The week's best performer among EM names was probably Sharjah Islamic Bank, a trader said, which had been lifted as high as 105 on Thursday.

"And First Gulf Bank's 2016s closed at 100.25 bid, 101 offered, which is not bad, considering," he said. "We had the pure panic and sheer scariness in the market today so think we can try and consolidate a little here."

By the close of the session on Friday, there was some bouncing as European banks rallied on rumors of some form of financial assistance similar to the United States' TARP program. Ukraine's 2021s closed at 93.5 bid, 94.5 offered while Russia's Gazprom saw its 2022s end the day at 96.5 bid, 97.5 offered.

Turkey in focus

South Africa saw its 2022s end the week at 110.5 bid, 111.5 offered. And Turkey's 2021s finished Friday at 99.25 bid, 101.25 offered.
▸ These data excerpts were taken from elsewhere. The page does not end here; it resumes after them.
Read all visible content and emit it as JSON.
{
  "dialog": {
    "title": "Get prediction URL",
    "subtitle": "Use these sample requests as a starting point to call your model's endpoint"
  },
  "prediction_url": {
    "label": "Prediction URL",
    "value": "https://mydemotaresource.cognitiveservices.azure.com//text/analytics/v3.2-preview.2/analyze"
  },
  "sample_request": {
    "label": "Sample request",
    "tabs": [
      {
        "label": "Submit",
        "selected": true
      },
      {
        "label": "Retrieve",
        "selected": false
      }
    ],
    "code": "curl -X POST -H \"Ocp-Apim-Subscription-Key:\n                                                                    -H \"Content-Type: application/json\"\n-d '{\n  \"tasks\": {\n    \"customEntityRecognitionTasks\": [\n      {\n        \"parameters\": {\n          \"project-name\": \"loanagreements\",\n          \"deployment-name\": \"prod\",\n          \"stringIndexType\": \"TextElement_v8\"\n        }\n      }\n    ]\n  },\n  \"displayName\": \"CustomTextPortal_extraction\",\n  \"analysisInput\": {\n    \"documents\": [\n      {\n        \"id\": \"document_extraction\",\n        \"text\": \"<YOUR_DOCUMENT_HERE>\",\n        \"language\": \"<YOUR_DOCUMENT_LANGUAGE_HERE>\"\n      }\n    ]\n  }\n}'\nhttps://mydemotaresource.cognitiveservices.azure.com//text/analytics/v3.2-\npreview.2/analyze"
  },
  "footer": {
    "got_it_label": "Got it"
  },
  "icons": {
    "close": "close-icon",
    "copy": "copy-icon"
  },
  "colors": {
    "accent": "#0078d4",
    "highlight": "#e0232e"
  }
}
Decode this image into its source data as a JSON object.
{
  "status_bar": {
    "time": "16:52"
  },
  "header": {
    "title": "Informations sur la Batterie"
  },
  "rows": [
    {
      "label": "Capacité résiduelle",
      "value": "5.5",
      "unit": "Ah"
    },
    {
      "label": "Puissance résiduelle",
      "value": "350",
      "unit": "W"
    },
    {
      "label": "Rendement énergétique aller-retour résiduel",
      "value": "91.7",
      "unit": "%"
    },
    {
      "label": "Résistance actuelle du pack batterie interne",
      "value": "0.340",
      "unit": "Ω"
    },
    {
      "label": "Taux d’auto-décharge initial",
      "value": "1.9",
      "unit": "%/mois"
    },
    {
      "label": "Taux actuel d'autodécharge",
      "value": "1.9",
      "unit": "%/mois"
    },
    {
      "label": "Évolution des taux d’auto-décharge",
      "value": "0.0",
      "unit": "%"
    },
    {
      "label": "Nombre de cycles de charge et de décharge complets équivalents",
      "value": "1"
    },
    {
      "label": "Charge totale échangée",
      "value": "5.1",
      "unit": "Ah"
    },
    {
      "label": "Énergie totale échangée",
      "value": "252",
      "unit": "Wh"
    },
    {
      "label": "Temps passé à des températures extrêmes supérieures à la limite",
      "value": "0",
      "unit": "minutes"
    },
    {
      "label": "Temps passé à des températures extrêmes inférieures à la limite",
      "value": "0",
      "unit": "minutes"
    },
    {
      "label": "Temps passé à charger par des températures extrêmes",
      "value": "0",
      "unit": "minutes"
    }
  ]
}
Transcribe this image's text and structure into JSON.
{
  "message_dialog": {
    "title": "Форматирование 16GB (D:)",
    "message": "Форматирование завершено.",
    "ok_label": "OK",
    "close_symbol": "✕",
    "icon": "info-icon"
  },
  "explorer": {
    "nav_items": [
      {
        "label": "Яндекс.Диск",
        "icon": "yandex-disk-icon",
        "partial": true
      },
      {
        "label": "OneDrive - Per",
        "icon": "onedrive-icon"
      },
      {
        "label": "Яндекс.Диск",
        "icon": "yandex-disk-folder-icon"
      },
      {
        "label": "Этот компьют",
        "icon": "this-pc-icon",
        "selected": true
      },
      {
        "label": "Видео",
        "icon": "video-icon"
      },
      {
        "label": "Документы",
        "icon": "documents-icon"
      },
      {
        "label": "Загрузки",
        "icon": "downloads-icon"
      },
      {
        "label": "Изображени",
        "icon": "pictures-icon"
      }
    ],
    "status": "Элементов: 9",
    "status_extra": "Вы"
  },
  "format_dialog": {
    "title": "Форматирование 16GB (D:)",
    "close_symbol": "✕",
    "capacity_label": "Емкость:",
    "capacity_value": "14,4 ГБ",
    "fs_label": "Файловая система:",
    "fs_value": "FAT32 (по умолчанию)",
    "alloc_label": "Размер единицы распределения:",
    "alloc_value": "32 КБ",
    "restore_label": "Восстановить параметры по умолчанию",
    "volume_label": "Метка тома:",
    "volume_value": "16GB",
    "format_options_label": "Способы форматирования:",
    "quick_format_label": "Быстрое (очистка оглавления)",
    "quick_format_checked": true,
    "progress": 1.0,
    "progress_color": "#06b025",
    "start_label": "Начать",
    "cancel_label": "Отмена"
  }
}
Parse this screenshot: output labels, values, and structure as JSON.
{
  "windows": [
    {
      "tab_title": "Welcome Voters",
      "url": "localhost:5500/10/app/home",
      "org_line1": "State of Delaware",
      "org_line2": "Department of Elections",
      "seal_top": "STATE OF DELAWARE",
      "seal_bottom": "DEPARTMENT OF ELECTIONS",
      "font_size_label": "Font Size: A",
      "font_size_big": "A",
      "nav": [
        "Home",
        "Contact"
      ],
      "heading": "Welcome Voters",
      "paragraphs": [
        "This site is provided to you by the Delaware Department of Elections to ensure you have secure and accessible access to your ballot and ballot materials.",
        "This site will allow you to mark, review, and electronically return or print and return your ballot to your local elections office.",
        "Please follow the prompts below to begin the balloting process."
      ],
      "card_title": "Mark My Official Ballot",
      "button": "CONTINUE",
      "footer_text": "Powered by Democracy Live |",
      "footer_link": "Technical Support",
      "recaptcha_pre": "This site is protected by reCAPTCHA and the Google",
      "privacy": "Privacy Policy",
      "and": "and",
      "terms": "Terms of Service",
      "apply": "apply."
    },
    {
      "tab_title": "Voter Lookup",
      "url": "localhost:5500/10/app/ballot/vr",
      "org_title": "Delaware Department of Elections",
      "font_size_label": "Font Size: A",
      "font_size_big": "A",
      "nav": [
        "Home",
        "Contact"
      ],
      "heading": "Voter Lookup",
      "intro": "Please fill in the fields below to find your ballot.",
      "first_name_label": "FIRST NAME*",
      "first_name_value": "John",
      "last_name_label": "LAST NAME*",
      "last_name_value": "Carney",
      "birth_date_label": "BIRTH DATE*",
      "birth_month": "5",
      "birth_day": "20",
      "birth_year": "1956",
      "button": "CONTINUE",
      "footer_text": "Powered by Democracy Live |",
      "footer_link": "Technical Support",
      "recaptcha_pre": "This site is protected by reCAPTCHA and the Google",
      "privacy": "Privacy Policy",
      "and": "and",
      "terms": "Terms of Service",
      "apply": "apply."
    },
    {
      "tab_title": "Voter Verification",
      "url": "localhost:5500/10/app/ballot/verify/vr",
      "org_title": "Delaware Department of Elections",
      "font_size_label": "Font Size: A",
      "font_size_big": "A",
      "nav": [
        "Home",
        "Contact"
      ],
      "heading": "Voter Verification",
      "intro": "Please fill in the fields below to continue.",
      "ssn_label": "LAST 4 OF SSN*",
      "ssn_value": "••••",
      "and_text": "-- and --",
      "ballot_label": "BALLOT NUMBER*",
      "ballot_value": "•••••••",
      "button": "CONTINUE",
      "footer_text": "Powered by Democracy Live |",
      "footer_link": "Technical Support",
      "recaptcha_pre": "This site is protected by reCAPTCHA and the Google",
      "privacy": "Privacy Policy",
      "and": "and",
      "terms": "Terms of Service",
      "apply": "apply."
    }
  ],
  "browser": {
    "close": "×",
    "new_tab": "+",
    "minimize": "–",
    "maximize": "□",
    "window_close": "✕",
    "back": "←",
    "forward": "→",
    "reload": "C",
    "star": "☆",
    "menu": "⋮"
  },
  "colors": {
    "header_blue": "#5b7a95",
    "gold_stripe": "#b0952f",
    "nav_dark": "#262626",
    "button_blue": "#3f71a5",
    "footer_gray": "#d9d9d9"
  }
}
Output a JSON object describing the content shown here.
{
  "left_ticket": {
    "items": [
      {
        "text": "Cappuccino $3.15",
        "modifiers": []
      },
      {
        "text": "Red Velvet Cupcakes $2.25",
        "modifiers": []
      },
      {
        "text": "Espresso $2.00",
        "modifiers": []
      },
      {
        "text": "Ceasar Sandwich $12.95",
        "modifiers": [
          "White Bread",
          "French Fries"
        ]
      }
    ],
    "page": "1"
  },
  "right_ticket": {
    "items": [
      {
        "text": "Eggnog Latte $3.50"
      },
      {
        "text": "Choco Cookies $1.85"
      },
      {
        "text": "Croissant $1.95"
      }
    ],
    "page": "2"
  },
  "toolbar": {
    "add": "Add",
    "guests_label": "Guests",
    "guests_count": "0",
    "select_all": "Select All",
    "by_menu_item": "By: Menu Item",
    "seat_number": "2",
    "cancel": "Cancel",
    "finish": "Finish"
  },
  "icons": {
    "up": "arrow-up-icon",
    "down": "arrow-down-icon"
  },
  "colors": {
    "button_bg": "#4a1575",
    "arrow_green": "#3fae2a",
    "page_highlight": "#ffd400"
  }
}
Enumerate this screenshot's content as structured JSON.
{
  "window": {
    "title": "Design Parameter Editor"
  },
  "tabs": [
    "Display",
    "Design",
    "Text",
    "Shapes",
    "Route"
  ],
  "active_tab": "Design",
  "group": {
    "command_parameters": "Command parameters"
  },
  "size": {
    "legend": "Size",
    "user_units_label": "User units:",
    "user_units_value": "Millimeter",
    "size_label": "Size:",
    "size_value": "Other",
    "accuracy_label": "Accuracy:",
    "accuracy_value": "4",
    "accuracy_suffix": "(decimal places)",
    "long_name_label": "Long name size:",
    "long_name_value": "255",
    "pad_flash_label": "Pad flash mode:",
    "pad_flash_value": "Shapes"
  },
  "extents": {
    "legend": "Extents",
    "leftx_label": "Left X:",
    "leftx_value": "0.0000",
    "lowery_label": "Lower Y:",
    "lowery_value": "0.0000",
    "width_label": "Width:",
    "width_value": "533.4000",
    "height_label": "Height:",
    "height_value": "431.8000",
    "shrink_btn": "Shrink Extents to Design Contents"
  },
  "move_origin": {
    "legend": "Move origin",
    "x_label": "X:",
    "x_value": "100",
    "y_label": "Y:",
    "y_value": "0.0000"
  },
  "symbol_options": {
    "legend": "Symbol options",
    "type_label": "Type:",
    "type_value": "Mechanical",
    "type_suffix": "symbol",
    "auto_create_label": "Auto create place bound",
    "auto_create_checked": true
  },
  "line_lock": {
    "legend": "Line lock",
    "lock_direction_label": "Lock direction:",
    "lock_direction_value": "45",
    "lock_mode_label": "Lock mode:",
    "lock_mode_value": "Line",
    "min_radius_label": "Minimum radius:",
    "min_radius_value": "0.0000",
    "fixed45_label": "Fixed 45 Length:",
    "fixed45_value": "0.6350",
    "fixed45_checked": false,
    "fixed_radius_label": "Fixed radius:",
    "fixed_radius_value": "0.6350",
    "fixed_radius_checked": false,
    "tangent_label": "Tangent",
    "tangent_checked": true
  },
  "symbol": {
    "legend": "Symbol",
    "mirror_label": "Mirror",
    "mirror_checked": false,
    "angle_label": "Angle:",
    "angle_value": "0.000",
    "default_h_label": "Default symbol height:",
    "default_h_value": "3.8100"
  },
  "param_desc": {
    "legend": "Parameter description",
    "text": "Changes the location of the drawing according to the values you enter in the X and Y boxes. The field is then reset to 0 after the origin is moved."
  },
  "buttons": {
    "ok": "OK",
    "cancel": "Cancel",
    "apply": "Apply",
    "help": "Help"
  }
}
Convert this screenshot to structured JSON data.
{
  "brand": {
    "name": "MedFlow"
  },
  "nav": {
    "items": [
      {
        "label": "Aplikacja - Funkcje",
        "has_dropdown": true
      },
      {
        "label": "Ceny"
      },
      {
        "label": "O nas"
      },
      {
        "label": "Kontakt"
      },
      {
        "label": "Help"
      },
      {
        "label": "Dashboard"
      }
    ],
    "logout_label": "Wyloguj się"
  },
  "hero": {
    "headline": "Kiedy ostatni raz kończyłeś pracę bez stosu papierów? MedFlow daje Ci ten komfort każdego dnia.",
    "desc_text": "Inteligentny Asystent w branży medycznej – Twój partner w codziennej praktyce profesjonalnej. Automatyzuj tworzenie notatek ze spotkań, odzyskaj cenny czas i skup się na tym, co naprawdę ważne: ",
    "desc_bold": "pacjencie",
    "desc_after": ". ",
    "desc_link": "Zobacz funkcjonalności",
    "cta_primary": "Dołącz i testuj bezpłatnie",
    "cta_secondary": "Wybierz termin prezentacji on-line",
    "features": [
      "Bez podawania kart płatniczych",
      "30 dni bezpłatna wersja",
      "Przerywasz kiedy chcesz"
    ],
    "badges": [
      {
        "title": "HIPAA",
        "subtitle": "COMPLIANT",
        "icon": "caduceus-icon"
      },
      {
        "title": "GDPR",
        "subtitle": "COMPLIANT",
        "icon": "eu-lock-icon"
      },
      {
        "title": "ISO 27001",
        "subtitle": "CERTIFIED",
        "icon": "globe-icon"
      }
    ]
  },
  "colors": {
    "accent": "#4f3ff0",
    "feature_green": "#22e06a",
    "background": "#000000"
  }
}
"Although Turkey is smacked badly, it continues to be a sector of amazing outperformance," a London-based analyst said. "The resilience of and squeeze on some of the Turkish banks amazes me. In the midst of the chaos some Akbank 2018s and 2015s came out and banks' bids disappeared. However, as soon as we reached a bit of broader stability, prices on the banks came back on the screens."

Garanti Bankasi AS' were lifted at 92.75, he said.

EM bond funds see outflows

In other news on Friday, emerging markets bond funds recorded outflows of $691 million for the week ended Sept. 21, according to a report from data tracker EPFR Global.

Of those outflows, $463 million were attributable to funds with local currency mandates.

"Investors erred on the side of taking money off the table during the third week of September ahead of the U.S. Federal Reserve's latest policy meeting as growth in key markets continued to slow and the euro zone debt crisis showed no signs of abating," EPFR said. "Eight of the nine major equity fund groups tracked by EPFR Global posted outflows during the week ending Sept. 21, as did six of the seven major fixed income fund groups."

The outflows from EM bond funds were the biggest reported by major bond funds, the report said.

"The prospect of even looser monetary policy in key developed markets, and the economic weakness behind it, saw emerging markets bond funds post the biggest net outflow in dollar terms among the major bond fund groups," EPFR said. "Institutional redemptions from these funds, which have acquired a degree of safe-haven status this year, were the highest since early second-quarter 2009."